Warner’s take, aside from the on-the-nose references, is a crack-up of speed and thought. Read this couplet from “Referents” aloud: “lexically dekeing: Lake Tullamene, tamarack,/ forty clicks til Grand Prairie. Douglas fir, golden larch,// Gasoline Alley.” She is whizzing through hard towns and hard sounds as fast as she can. The beautiful surprise in this work is how dangerously the author zags from image to image to meaning. In my first read I had to throw on the brakes to let danger cross me, as if it were running a light. Internally, I egged her on. A few times she went further and faster than I could have hoped.
The pleasure in A Violent Streak is knowing Warner will push the limit; just short of a game of literary chicken, she is never out of control. Warner’s thrill is the intensity of her images and settings. In “Surface” she describes a childhood dare from boys to let fire ants crawl up the speaker’s body: “the ants clotted// like pomegranate seeds, sequining my legs, until another slap/of God-water, like a sheet of tin, scraped them.”
Another masculine ask, “¿tienes fuego?” (do you have a light?) comes in “Flat Share” on the heels of “the hiss of pistons … petrol fuel and bitters.” Circumstances of reckless sex, hunger, and risk speak to danger of another sort and a speed familiar to any unfettered young ex-pat.
In “Shapes and Sizes,” “at thirty clicks an hour, immediate danger is understood/ abstractly.” The poem continues through to a startling image: “my hangover coiled in the buzz// like a scorpion in formaldehyde.” Toxins, carcinogens, poisons course and become smears in slides. Cancer cells reproduce with alarming speed, blood runs, “the one-off alleys of capillaries.”

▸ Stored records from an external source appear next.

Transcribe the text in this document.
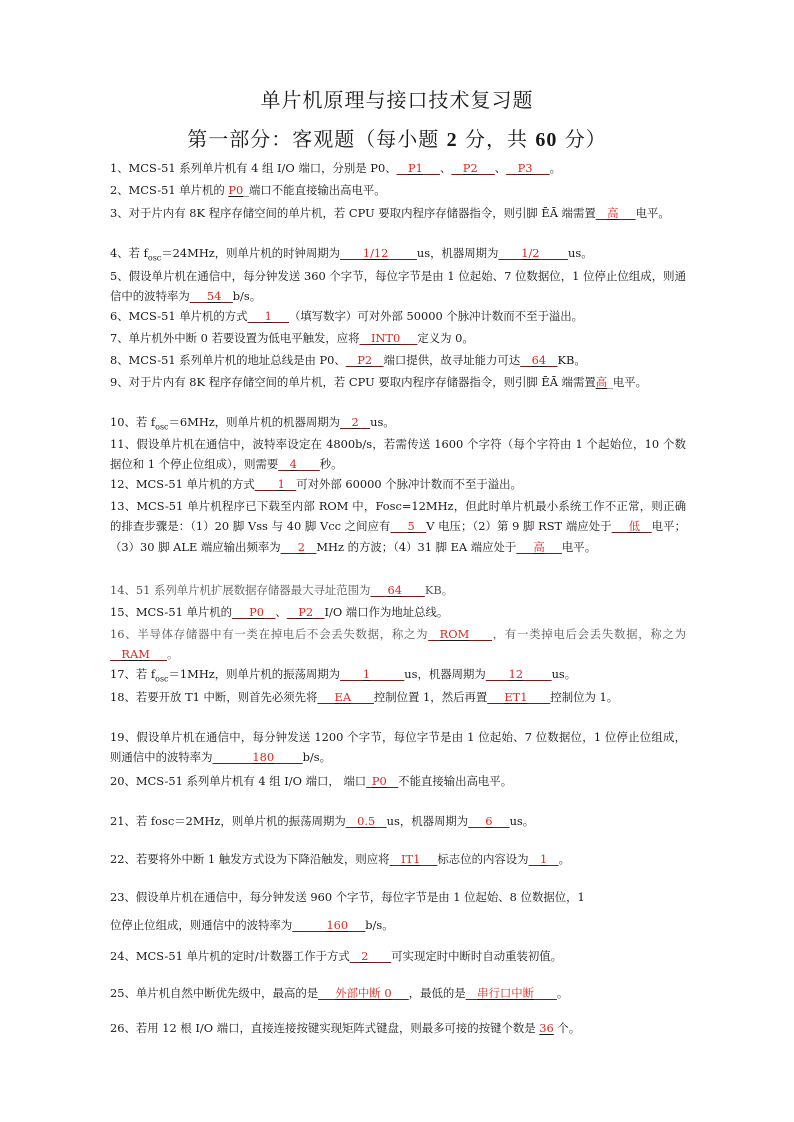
单片机原理与接口技术复习题
第一部分：客观题（每小题 2 分，共 60 分）
1、MCS-51 系列单片机有 4 组 I/O 端口，分别是 P0、__P1___、__P2___、__P3___。
2、MCS-51 单片机的 P0_端口不能直接输出高电平。
3、对于片内有 8K 程序存储空间的单片机，若 CPU 要取内程序存储器指令，则引脚 ĒĀ 端需置__高___电平。
4、若 $f_{osc}=24MHz$，则单片机的时钟周期为____1/12_____us，机器周期为____1/2_____us。
5、假设单片机在通信中，每分钟发送 360 个字节，每位字节是由 1 位起始、7 位数据位，1 位停止位组成，则通信中的波特率为___54__b/s。
6、MCS-51 单片机的方式___1___（填写数字）可对外部 50000 个脉冲计数而不至于溢出。
7、单片机外中断 0 若要设置为低电平触发，应将__INT0___定义为 0。
8、MCS-51 系列单片机的地址总线是由 P0、__P2__端口提供，故寻址能力可达__64__KB。
9、对于片内有 8K 程序存储空间的单片机，若 CPU 要取内程序存储器指令，则引脚 ĒĀ 端需置高_电平。
10、若 $f_{osc}=6MHz$，则单片机的机器周期为__2__us。
11、假设单片机在通信中，波特率设定在 4800b/s，若需传送 1600 个字符（每个字符由 1 个起始位，10 个数据位和 1 个停止位组成），则需要__4____秒。
12、MCS-51 单片机的方式____1__可对外部 60000 个脉冲计数而不至于溢出。
13、MCS-51 单片机程序已下载至内部 ROM 中，Fosc=12MHz，但此时单片机最小系统工作不正常，则正确的排查步骤是：（1）20 脚 Vss 与 40 脚 Vcc 之间应有___5__V 电压；（2）第 9 脚 RST 端应处于___低__电平；（3）30 脚 ALE 端应输出频率为___2__MHz 的方波；（4）31 脚 EA 端应处于___高___电平。
14、51 系列单片机扩展数据存储器最大寻址范围为___64____KB。
15、MCS-51 单片机的___P0__、__P2__I/O 端口作为地址总线。
16、半导体存储器中有一类在掉电后不会丢失数据，称之为__ROM____，有一类掉电后会丢失数据，称之为__RAM___。
17、若 $f_{osc}=1MHz$，则单片机的振荡周期为____1______us，机器周期为____12_____us。
18、若要开放 T1 中断，则首先必须先将___EA____控制位置 1，然后再置___ET1____控制位为 1。
19、假设单片机在通信中，每分钟发送 1200 个字节，每位字节是由 1 位起始、7 位数据位，1 位停止位组成，则通信中的波特率为_______180_____b/s。
20、MCS-51 系列单片机有 4 组 I/O 端口， 端口_P0__不能直接输出高电平。
21、若 fosc＝2MHz，则单片机的振荡周期为__0.5__us，机器周期为___6___us。
22、若要将外中断 1 触发方式设为下降沿触发，则应将__IT1___标志位的内容设为__1__。
23、假设单片机在通信中，每分钟发送 960 个字节，每位字节是由 1 位起始、8 位数据位，1
位停止位组成，则通信中的波特率为______160___b/s。
24、MCS-51 单片机的定时/计数器工作于方式__2____可实现定时中断时自动重装初值。
25、单片机自然中断优先级中，最高的是___外部中断 0___，最低的是__串行口中断____。
26、若用 12 根 I/O 端口，直接连接按键实现矩阵式键盘，则最多可接的按键个数是 36 个。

Where have humans enjoyed speed without the payment of blood? The terrifying exuberance of the slogan “NOW WE’RE COOKING WITH GAS!” (The Proper Care and Feeding of Husbands) is loaded. Relationships, while perhaps not explosive, are risk, harking to what Warner has taught us in earlier poems. Whether rushing towards a lover on a high-speed train, or as in “Domesticity,”
She finds the bloodied condom
the next morning. Jewelled in a jacket of fire ants.
Some are dead, engorged, others still feasting
on spunk and the blood of a woman
whom modernity has promised a rich
and fulfilling life of the mind.
Warner’s Streak is cutthroat and clever, never pretentious and never hobbled by shame or preciousness, which makes me love it all the more.